Горт покачал головой.

— Полгода. Мне бы так.

Я взял четырнадцатый черепок. Нацарапал: «Мембранная экстракция. Материал: кожа выделанная, тонкая. Среда: кровь олен. + вода 35°. Выход: ~0.5 мл / пиявка / сеанс. Время: 20–25 мин. Цикл восстановления: 3–4 дня. Не убивать. Не перегревать воду. Менять мембрану после 2 пиявок».

Четырнадцатая запись. Стена черепков росла.

Горт убирал со стола, мыл миски дождевой водой, протирал поверхность. Я стоял у полки и смотрел на склянку с бульоном плесени, склянку с пиявочной слюной, ряд черепков с записями. Два оружия против одного врага. Плесень — убить инфекцию. Слюна — разбить тромбы.

Оба сырые. Оба непроверенные. Оба в количествах, которых хватит, может быть, на одного человека. В деревне их же сорок семь.

Я закрыл глаза и потёр переносицу.

Достаточно. Следующий шаг — тест на крови, но это вечером. Сейчас есть дела поважнее.

Я вымыл руки. Не у колодца.

Бочка с дождевой водой стояла между амбаром и мастерской Кирены. Я поливал руки из ковша, когда за спиной скрипнул гравий.

Аскер стоял в трёх шагах. Руки сложены на груди, лысая голова блестела в полуденном свете, и шрам на левой щеке казался белее обычного. Он не окликнул, не поздоровался — просто стоял и смотрел, как я мою руки.

Стряхнул воду с пальцев. Ждал.

— Третий день, Лекарь.

Голос ровный, негромкий. Аскер не повышал тон без нужды. Это было одним из первых, что я о нём понял — человек, который кричит редко, пугает сильнее крикуна.

Я повернулся к нему.

— Третий день ты воду из колодца не берёшь, — он кивнул на бочку. — Горт таскает с ручья. Ты моешься тут. Чай варишь на ручьёвой. Думаешь, я слепой?

Не вопрос, а наблюдение. Как засечки на коре Обугленного Корня, где Аскер отмечал запасы, долги и дни. Он считал всё — мешки с зерном, связки шкур, вёдра воды. И кто откуда эту воду берёт.

— Не слепой, — я вытер руки о штанину. — Два дня назад попробовал воду из колодца. Привкус металла слабый, почти незаметный.

— Ну.

— Раньше его не было.

Аскер не моргнул. Лицо осталось каменным, но я видел, как побелел шрам, зубы стиснулись под кожей. Мышца на виске дёрнулась.

— Говори яснее.

— Колодец глубокий, но грунт не монолит — в нём трещины, поры, промоины. Верхняя вода связана с глубокой. Если поверхностная портится, глубокая тоже портится. Медленнее, но портится.

— Портится от чего?

— От того, что движется с востока.

Аскер смотрел мне в глаза прямо, не мигая. Глаза умные, холодные, и в них не было страха — был расчёт. Он прикидывал, взвешивал, складывал в голове цифры так же, как на коре Обугленного Корня.

— Сколько?

— Десять дней. Может, четырнадцать. Потом пить из колодца станет опасно.

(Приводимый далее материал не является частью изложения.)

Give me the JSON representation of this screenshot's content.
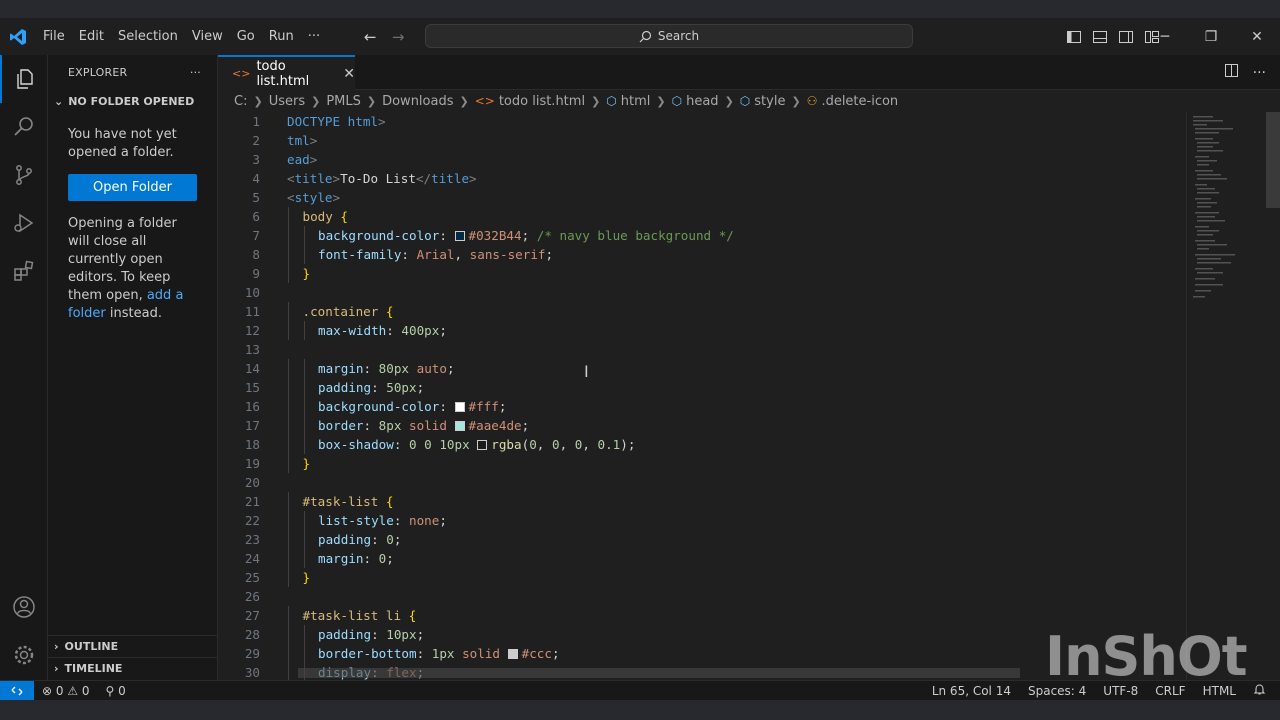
{
  "titlebar": {
    "menu": [
      "File",
      "Edit",
      "Selection",
      "View",
      "Go",
      "Run",
      "···"
    ],
    "search_placeholder": "Search",
    "accent": "#0078d4"
  },
  "sidebar": {
    "title": "EXPLORER",
    "more": "···",
    "section": "NO FOLDER OPENED",
    "message": "You have not yet opened a folder.",
    "open_button": "Open Folder",
    "hint_prefix": "Opening a folder will close all currently open editors. To keep them open, ",
    "hint_link": "add a folder",
    "hint_suffix": " instead.",
    "outline": "OUTLINE",
    "timeline": "TIMELINE"
  },
  "editor": {
    "tab_label": "todo list.html",
    "breadcrumb": [
      "C:",
      "Users",
      "PMLS",
      "Downloads",
      "todo list.html",
      "html",
      "head",
      "style",
      ".delete-icon"
    ],
    "lines": [
      {
        "n": "1",
        "indent": 0,
        "tokens": [
          [
            "t-tag",
            "DOCTYPE "
          ],
          [
            "t-tag",
            "html"
          ],
          [
            "t-punc",
            ">"
          ]
        ]
      },
      {
        "n": "2",
        "indent": 0,
        "tokens": [
          [
            "t-tag",
            "tml"
          ],
          [
            "t-punc",
            ">"
          ]
        ]
      },
      {
        "n": "3",
        "indent": 0,
        "tokens": [
          [
            "t-tag",
            "ead"
          ],
          [
            "t-punc",
            ">"
          ]
        ]
      },
      {
        "n": "4",
        "indent": 0,
        "tokens": [
          [
            "t-punc",
            "<"
          ],
          [
            "t-tag",
            "title"
          ],
          [
            "t-punc",
            ">"
          ],
          [
            "t-txt",
            "To-Do List"
          ],
          [
            "t-punc",
            "</"
          ],
          [
            "t-tag",
            "title"
          ],
          [
            "t-punc",
            ">"
          ]
        ]
      },
      {
        "n": "5",
        "indent": 0,
        "tokens": [
          [
            "t-punc",
            "<"
          ],
          [
            "t-tag",
            "style"
          ],
          [
            "t-punc",
            ">"
          ]
        ]
      },
      {
        "n": "6",
        "indent": 1,
        "tokens": [
          [
            "t-sel",
            "body "
          ],
          [
            "t-brace",
            "{"
          ]
        ]
      },
      {
        "n": "7",
        "indent": 2,
        "tokens": [
          [
            "t-prop",
            "background-color"
          ],
          [
            "t-txt",
            ": "
          ],
          [
            "swatch",
            "#032B44"
          ],
          [
            "t-val",
            "#032B44"
          ],
          [
            "t-txt",
            "; "
          ],
          [
            "t-com",
            "/* navy blue background */"
          ]
        ]
      },
      {
        "n": "8",
        "indent": 2,
        "tokens": [
          [
            "t-prop",
            "font-family"
          ],
          [
            "t-txt",
            ": "
          ],
          [
            "t-val",
            "Arial"
          ],
          [
            "t-txt",
            ", "
          ],
          [
            "t-val",
            "sans-serif"
          ],
          [
            "t-txt",
            ";"
          ]
        ]
      },
      {
        "n": "9",
        "indent": 1,
        "tokens": [
          [
            "t-brace",
            "}"
          ]
        ]
      },
      {
        "n": "10",
        "indent": 0,
        "tokens": []
      },
      {
        "n": "11",
        "indent": 1,
        "tokens": [
          [
            "t-sel",
            ".container "
          ],
          [
            "t-brace",
            "{"
          ]
        ]
      },
      {
        "n": "12",
        "indent": 2,
        "tokens": [
          [
            "t-prop",
            "max-width"
          ],
          [
            "t-txt",
            ": "
          ],
          [
            "t-num",
            "400px"
          ],
          [
            "t-txt",
            ";"
          ]
        ]
      },
      {
        "n": "13",
        "indent": 0,
        "tokens": []
      },
      {
        "n": "14",
        "indent": 2,
        "tokens": [
          [
            "t-prop",
            "margin"
          ],
          [
            "t-txt",
            ": "
          ],
          [
            "t-num",
            "80px"
          ],
          [
            "t-txt",
            " "
          ],
          [
            "t-val",
            "auto"
          ],
          [
            "t-txt",
            ";"
          ]
        ]
      },
      {
        "n": "15",
        "indent": 2,
        "tokens": [
          [
            "t-prop",
            "padding"
          ],
          [
            "t-txt",
            ": "
          ],
          [
            "t-num",
            "50px"
          ],
          [
            "t-txt",
            ";"
          ]
        ]
      },
      {
        "n": "16",
        "indent": 2,
        "tokens": [
          [
            "t-prop",
            "background-color"
          ],
          [
            "t-txt",
            ": "
          ],
          [
            "swatch",
            "#ffffff"
          ],
          [
            "t-val",
            "#fff"
          ],
          [
            "t-txt",
            ";"
          ]
        ]
      },
      {
        "n": "17",
        "indent": 2,
        "tokens": [
          [
            "t-prop",
            "border"
          ],
          [
            "t-txt",
            ": "
          ],
          [
            "t-num",
            "8px"
          ],
          [
            "t-txt",
            " "
          ],
          [
            "t-val",
            "solid"
          ],
          [
            "t-txt",
            " "
          ],
          [
            "swatch",
            "#aae4de"
          ],
          [
            "t-val",
            "#aae4de"
          ],
          [
            "t-txt",
            ";"
          ]
        ]
      },
      {
        "n": "18",
        "indent": 2,
        "tokens": [
          [
            "t-prop",
            "box-shadow"
          ],
          [
            "t-txt",
            ": "
          ],
          [
            "t-num",
            "0 0 10px"
          ],
          [
            "t-txt",
            " "
          ],
          [
            "swatch",
            "rgba(0,0,0,0.1)"
          ],
          [
            "t-fn",
            "rgba"
          ],
          [
            "t-txt",
            "("
          ],
          [
            "t-num",
            "0"
          ],
          [
            "t-txt",
            ", "
          ],
          [
            "t-num",
            "0"
          ],
          [
            "t-txt",
            ", "
          ],
          [
            "t-num",
            "0"
          ],
          [
            "t-txt",
            ", "
          ],
          [
            "t-num",
            "0.1"
          ],
          [
            "t-txt",
            ");"
          ]
        ]
      },
      {
        "n": "19",
        "indent": 1,
        "tokens": [
          [
            "t-brace",
            "}"
          ]
        ]
      },
      {
        "n": "20",
        "indent": 0,
        "tokens": []
      },
      {
        "n": "21",
        "indent": 1,
        "tokens": [
          [
            "t-sel",
            "#task-list "
          ],
          [
            "t-brace",
            "{"
          ]
        ]
      },
      {
        "n": "22",
        "indent": 2,
        "tokens": [
          [
            "t-prop",
            "list-style"
          ],
          [
            "t-txt",
            ": "
          ],
          [
            "t-val",
            "none"
          ],
          [
            "t-txt",
            ";"
          ]
        ]
      },
      {
        "n": "23",
        "indent": 2,
        "tokens": [
          [
            "t-prop",
            "padding"
          ],
          [
            "t-txt",
            ": "
          ],
          [
            "t-num",
            "0"
          ],
          [
            "t-txt",
            ";"
          ]
        ]
      },
      {
        "n": "24",
        "indent": 2,
        "tokens": [
          [
            "t-prop",
            "margin"
          ],
          [
            "t-txt",
            ": "
          ],
          [
            "t-num",
            "0"
          ],
          [
            "t-txt",
            ";"
          ]
        ]
      },
      {
        "n": "25",
        "indent": 1,
        "tokens": [
          [
            "t-brace",
            "}"
          ]
        ]
      },
      {
        "n": "26",
        "indent": 0,
        "tokens": []
      },
      {
        "n": "27",
        "indent": 1,
        "tokens": [
          [
            "t-sel",
            "#task-list li "
          ],
          [
            "t-brace",
            "{"
          ]
        ]
      },
      {
        "n": "28",
        "indent": 2,
        "tokens": [
          [
            "t-prop",
            "padding"
          ],
          [
            "t-txt",
            ": "
          ],
          [
            "t-num",
            "10px"
          ],
          [
            "t-txt",
            ";"
          ]
        ]
      },
      {
        "n": "29",
        "indent": 2,
        "tokens": [
          [
            "t-prop",
            "border-bottom"
          ],
          [
            "t-txt",
            ": "
          ],
          [
            "t-num",
            "1px"
          ],
          [
            "t-txt",
            " "
          ],
          [
            "t-val",
            "solid"
          ],
          [
            "t-txt",
            " "
          ],
          [
            "swatch",
            "#cccccc"
          ],
          [
            "t-val",
            "#ccc"
          ],
          [
            "t-txt",
            ";"
          ]
        ]
      },
      {
        "n": "30",
        "indent": 2,
        "tokens": [
          [
            "t-prop",
            "display"
          ],
          [
            "t-txt",
            ": "
          ],
          [
            "t-val",
            "flex"
          ],
          [
            "t-txt",
            ";"
          ]
        ]
      }
    ]
  },
  "statusbar": {
    "problems": "⊗ 0 ⚠ 0",
    "ports": "⚲ 0",
    "position": "Ln 65, Col 14",
    "spaces": "Spaces: 4",
    "encoding": "UTF-8",
    "eol": "CRLF",
    "language": "HTML"
  },
  "watermark": "InShOt"
}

Молчание. Аскер повернул голову к колодцу, двадцать шагов, новая верёвка, ворот, который Дрен менял позавчера. За колодцем дома, дым из трубы Кирены, крыша Брана с латкой из свежей коры. Дети возились у амбара, и один из них, мальчишка Илки, нёс ведро от колодца, расплёскивая на каждом шагу.

Аскер проследил за ведром. Повернулся обратно.

— Ручей?

— Верхний перекат. Выше по течению, где вода быстрее и холоднее. Птицы пьют, мелкие звери ходят к водопою. Пока чисто.

— Пока.

— Пока, — повторил я. — Ручей тоже питается от грунтовых вод, но там слои другие, они промываются быстрым течением. Запас времени больше, чем у колодца — месяц-два.

— А потом?

— Потом будем искать другой источник или кипятить — кипячение убивает большинство заразы, если она бактериальная.

Аскер поджал губу. Слово «бактериальная» прошло мимо него, и он не стал переспрашивать. Не потому, что не понял, а потому что ему было плевать на названия. Его интересовал только ответ на один вопрос: что делать.

— Два человека, — сказал я. — Два раза в день, по четыре ведра с верхнего переката. На питьё и готовку хватит. На мытьё и стирку — нет, пользуйтесь дождевой из бочек. Кто-то должен наполнять бочки из ручья, если дождя нет.

Аскер кивнул коротко, без обсуждения.

— Людям скажем, что колодезная горчит от дождей. Осень и известняк размывает, вода идёт с привкусом. Бывало и раньше, лет десять назад, при мне. Промоет и снова будем пить.

Я посмотрел на него. Ложь продуманная, убедительная, с деталями из личного опыта. Аскер не тратил время на угрызения совести — он решал задачу.

— Кто спросит, отвечай так, — он ткнул в меня пальцем. — Про восток, про привкус, про зверьё, которое уходит — ни слова. Ни мне при людях, ни Горту при людях, ни себе вслух при людях. Слово «Мор» я в деревне слышать не хочу.

— Согласен.

— Не «согласен». Ты это запомни, Лекарь. — Аскер шагнул ближе. Не угрожал, а просто объяснял. Голос остался тихим, но в нём прорезалось что-то такое, от чего я понял: этот человек видел, что делает паника с деревней, и видел, возможно, не один раз. — Четырнадцать лет назад Мор пришёл, когда Наро был жив. Знаешь, сколько умерло?

— Девять. Он писал.

— Девять, — Аскер повторил цифру, как произносят имя покойника. — Шестеро от болезни. Трое от того, что случилось после. Двое побежали в лес ночью — думали, что спасутся, если уйдут подальше. Их нашли через неделю. Один в трёх лугах от деревни, другой в овраге — ногу сломал, помер от холода. Третий…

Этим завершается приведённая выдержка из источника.